Seeks to strengthen the Witness Protection Program of the Commission on Human Rights and mandates the Commission to provide sanctuaries for high-risk HRDs, particularly those who have filed formal complaints against high ranking officials in government;
Creates under an independent collegial body to be known as the Human Rights Defenders Committee composed of one Chairperson and six members. The Chairperson shall be selected by the Commissioners of the CHR from among themselves in an en banc The six members shall be jointly nominated by two representatives each of the Philippine Alliance of Human Rights Advocates (PAHRA), Karapatan Alliance for the Advancement of People’s Rights (Karapatan), Free Legal Assistance Group (FLAG), and the National Union of People’s Lawyers (NUPL) in a meeting called for this purpose. The nominees shall be appointed by the CHR not by the President to underscore the Committee’s independence of the Executive.
Its principal functions include, among others, (a) protect HRDs from intimidation and reprisals; (b) ensure accountability for acts of intimidation and reprisal; (c) investigate on its own or on complaint by any party all forms of violations of human rights and fundamental freedoms of human rights defenders; (d) consult regularly and work closely with HRDs in the implementation of this Act; (e) monitor existing and proposed legislation, assess their impact or potential impact on the status, activities and work of human rights defenders, and propose amendments andor remedial measures or block their passage if the measures shall adversely affect the human rights defenders and their work; and (f) Make recommendations on the appropriate measures to be taken to promote a safe and enabling environment for HRDs, mitigate and prevent the risks they face, and address the root causes of violations against human defenders.
Provides for ten guiding principles that shall be adhered to in implementing the Act and in formulating the corresponding rules and regulations. These include among others: adherence to the rule of law, active participation of HRDs in formulating, implementing and evaluating HRD protection programs, periodic risks assessments, confidentiality of personal data collected on HRDs, continuous training of the Committee Secretariat, sustained adequate resources, and transparent and equitable resource allocation.
These are very timely and relevant provisions in the light of condemnable violations of these rights of HRDs. The imperative of enacting an HRD Protection Law is dramatized by the vicious attacks against HRDs under this particular administration.

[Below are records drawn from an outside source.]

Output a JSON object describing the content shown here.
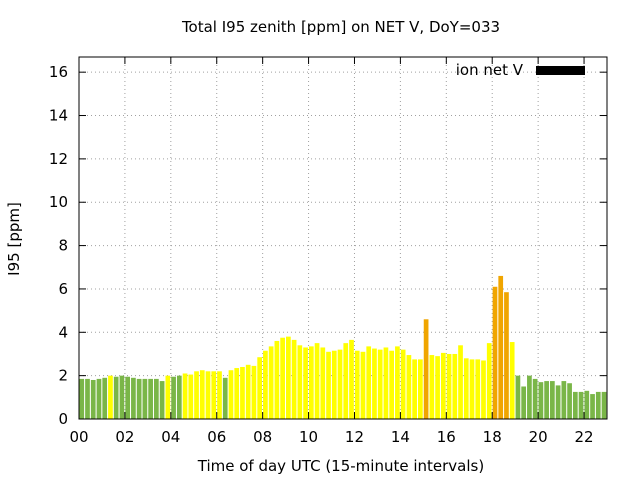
{
  "chart_data": {
    "type": "bar",
    "title": "Total I95 zenith [ppm] on NET V, DoY=033",
    "xlabel": "Time of day UTC (15-minute intervals)",
    "ylabel": "I95 [ppm]",
    "xlim": [
      0,
      23
    ],
    "ylim": [
      0,
      16.7
    ],
    "xticks": [
      0,
      2,
      4,
      6,
      8,
      10,
      12,
      14,
      16,
      18,
      20,
      22
    ],
    "xtick_labels": [
      "00",
      "02",
      "04",
      "06",
      "08",
      "10",
      "12",
      "14",
      "16",
      "18",
      "20",
      "22"
    ],
    "yticks": [
      0,
      2,
      4,
      6,
      8,
      10,
      12,
      14,
      16
    ],
    "ytick_labels": [
      "0",
      "2",
      "4",
      "6",
      "8",
      "10",
      "12",
      "14",
      "16"
    ],
    "grid": true,
    "legend": {
      "label": "ion net V",
      "color": "#000000",
      "placement": "top-right"
    },
    "interval_hours": 0.25,
    "colors": {
      "green": "#7ab648",
      "yellow": "#ffff00",
      "orange": "#f0a500"
    },
    "series": [
      {
        "values": [
          1.85,
          1.85,
          1.8,
          1.85,
          1.9,
          2.0,
          1.95,
          2.0,
          1.95,
          1.9,
          1.85,
          1.85,
          1.85,
          1.85,
          1.75,
          2.0,
          1.95,
          2.0,
          2.1,
          2.05,
          2.2,
          2.25,
          2.2,
          2.2,
          2.2,
          1.9,
          2.25,
          2.35,
          2.4,
          2.5,
          2.45,
          2.85,
          3.15,
          3.35,
          3.6,
          3.75,
          3.8,
          3.65,
          3.4,
          3.3,
          3.35,
          3.5,
          3.3,
          3.1,
          3.15,
          3.2,
          3.5,
          3.65,
          3.15,
          3.1,
          3.35,
          3.25,
          3.2,
          3.3,
          3.15,
          3.35,
          3.2,
          2.95,
          2.75,
          2.75,
          4.6,
          2.95,
          2.9,
          3.05,
          3.0,
          3.0,
          3.4,
          2.8,
          2.75,
          2.75,
          2.7,
          3.5,
          6.1,
          6.6,
          5.85,
          3.55,
          2.0,
          1.5,
          2.0,
          1.85,
          1.7,
          1.75,
          1.75,
          1.55,
          1.75,
          1.65,
          1.25,
          1.25,
          1.3,
          1.15,
          1.25,
          1.25
        ],
        "colors": [
          "green",
          "green",
          "green",
          "green",
          "green",
          "yellow",
          "green",
          "green",
          "green",
          "green",
          "green",
          "green",
          "green",
          "green",
          "green",
          "yellow",
          "green",
          "green",
          "yellow",
          "yellow",
          "yellow",
          "yellow",
          "yellow",
          "yellow",
          "yellow",
          "green",
          "yellow",
          "yellow",
          "yellow",
          "yellow",
          "yellow",
          "yellow",
          "yellow",
          "yellow",
          "yellow",
          "yellow",
          "yellow",
          "yellow",
          "yellow",
          "yellow",
          "yellow",
          "yellow",
          "yellow",
          "yellow",
          "yellow",
          "yellow",
          "yellow",
          "yellow",
          "yellow",
          "yellow",
          "yellow",
          "yellow",
          "yellow",
          "yellow",
          "yellow",
          "yellow",
          "yellow",
          "yellow",
          "yellow",
          "yellow",
          "orange",
          "yellow",
          "yellow",
          "yellow",
          "yellow",
          "yellow",
          "yellow",
          "yellow",
          "yellow",
          "yellow",
          "yellow",
          "yellow",
          "orange",
          "orange",
          "orange",
          "yellow",
          "green",
          "green",
          "green",
          "green",
          "green",
          "green",
          "green",
          "green",
          "green",
          "green",
          "green",
          "green",
          "green",
          "green",
          "green",
          "green"
        ]
      }
    ]
  }
}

Since they are highly effective, HRDs have been the targets and victims of harassment, persecution, and even liquidation by government security forces and non-state actors collaborating with state agents. The common violations of HRDs’ human rights include summary executions; torture; enforced disappearance; arbitrary arrest and detention; death threats; harassment and defamation; reprisals; false labeling; restrictions on freedoms of movement, expression, association and assembly; malicious prosecution; and unjust conviction.
The noble, courageous, and vigilant crusade of HRDs deserve the full recognition and genuine respect from the government. Their rights must be enshrined in law and the obligations of the State institutionalized by legislation. The “Human Rights Defenders Protection Act” must be enacted forthwith to protect the protectors.
Thank you for your steadfast advocacy of this measure. Like principled and courageous warriors, I know you will remain undaunted and resolute in fighting not only for the enactment of the HRD Protection Law, but for a safe and enabling environment where you can freely pursue and ultimately fulfill your collective aspirations for a just and free society.